World Cup a pipe dream for India as things stand
Lionel Messi’s presence on Indian soil last week understandably created hysteria. It’s not often that you get a player of such eminence and charisma on display in the country. But apart from fleeting glimpses of Messi’s genius, what the Argentina-Venezuela friendly revealed was the wide chasm between the football played in India and most of the world.
I won’t spend much time criticising the country’s football establishment from keeping the sport locked in the medieval age while the rest of the world has moved into the 21st century. That has been a long and laboured debate which has little currency. How the the national federation perks up to new challenges is the issue.
The biggest of these is infrastructure: in India, for football this is not good enough. Those of my vintage are hearing of this from the time of Inder Singh, Jarnail Singh, P.K. Banerjee, Chuni Goswami, Mohamed Habib et al — whom I followed with passion through school and college — right through to Baichung Bhutia who retired last week.
In many ways football — not unlike hockey, I might add — shows how India messed up big time by lack of forethought, concern and administrative diligence. While India’s hockey past is replete with stories of wondrous players and decades of Olympic glory, football was not too far behind in the national consciousness. India’s achievements in the sport post-Independence — especially in the 1950s and early 1960s — bears testimony to the passion for the game amongst fans and the quality of players that existed in those days.
Gold medals in the 1951 and 1962 Asian Games, and a highly merited fourth place in the 1956 Melbourne Olympics did not come by fluke: they were hard-earned and reflected a level that could aspire to compete regularly at the global level.
In fact in 1950, Wikipedia records, the national team were put directly into the World Cup tournament in Brazil after all other Asian teams had withdrawn, but India refused because of the high cost of travel among other things.

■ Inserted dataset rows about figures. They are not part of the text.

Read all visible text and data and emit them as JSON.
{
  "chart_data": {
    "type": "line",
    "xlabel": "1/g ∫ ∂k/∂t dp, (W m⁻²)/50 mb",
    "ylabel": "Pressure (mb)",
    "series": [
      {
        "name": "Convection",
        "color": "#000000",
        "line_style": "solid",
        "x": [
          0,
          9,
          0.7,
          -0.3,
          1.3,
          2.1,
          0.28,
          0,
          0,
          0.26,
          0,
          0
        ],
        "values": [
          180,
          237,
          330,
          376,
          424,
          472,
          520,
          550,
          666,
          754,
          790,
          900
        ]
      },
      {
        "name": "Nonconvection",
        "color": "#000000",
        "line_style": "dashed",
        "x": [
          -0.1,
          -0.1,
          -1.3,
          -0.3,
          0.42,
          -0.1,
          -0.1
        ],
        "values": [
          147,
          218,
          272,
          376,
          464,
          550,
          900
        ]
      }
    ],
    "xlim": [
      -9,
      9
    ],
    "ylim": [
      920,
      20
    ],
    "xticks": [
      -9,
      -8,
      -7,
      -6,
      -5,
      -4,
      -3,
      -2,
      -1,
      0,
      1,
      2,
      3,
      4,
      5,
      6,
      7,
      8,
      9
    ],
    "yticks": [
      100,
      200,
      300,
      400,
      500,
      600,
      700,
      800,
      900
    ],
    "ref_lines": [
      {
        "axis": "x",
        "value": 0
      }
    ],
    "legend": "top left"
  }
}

While most European and Latin American countries were obviously still superior, the difference was not so stark. Ironically, when India is poised to become an economic super-power, the fall in football standards has been so steep that playing in the World Cup is out of the question. The country currently stands at 158 (out of 203) in the Fifa rankings which tells is eloquent testimony to how little has been done to arrest the decline in the past 5-6 decades. It’s not that the office-bearers of the AIFF did not have noble intentions. But that is never enough to achieve success. But rather than lament at what might have been, I think it is more pertinent to see what Indian football can be in the future. The recently forged alliance between Reliance-IMG and the AIFF could be a game-changer, but we’ll have to wait and see how this story unfolds.
Can football rival cricket in popularity in India? On the face of it, this seems a pipe-dream. Yet there are encouraging signs. The EPL and other international tournaments are followed with great passion, albeit in major metros. But Bill Adams, the British coach who runs an academy, also says that interest in the junior ranks is growing rapidly across cross-sections of Indian society.
Baichung, India’s most capped player as also the highest goal-scorer, is one of those who believes that better facilities and marketing will help overcome several hurdles, but that the message of football will have to penetrate deep into the Indian consciousness — especially amongst the young — if India are to become a football power.
It is foolish to believe that India can play in the World Cup this decade, but there are some — among them a very hopeful Baichung — who believe it is possible by 2022; and on merit, not as host country. For that to happen, the AIFF will have to play a more proactive role than it has done yet.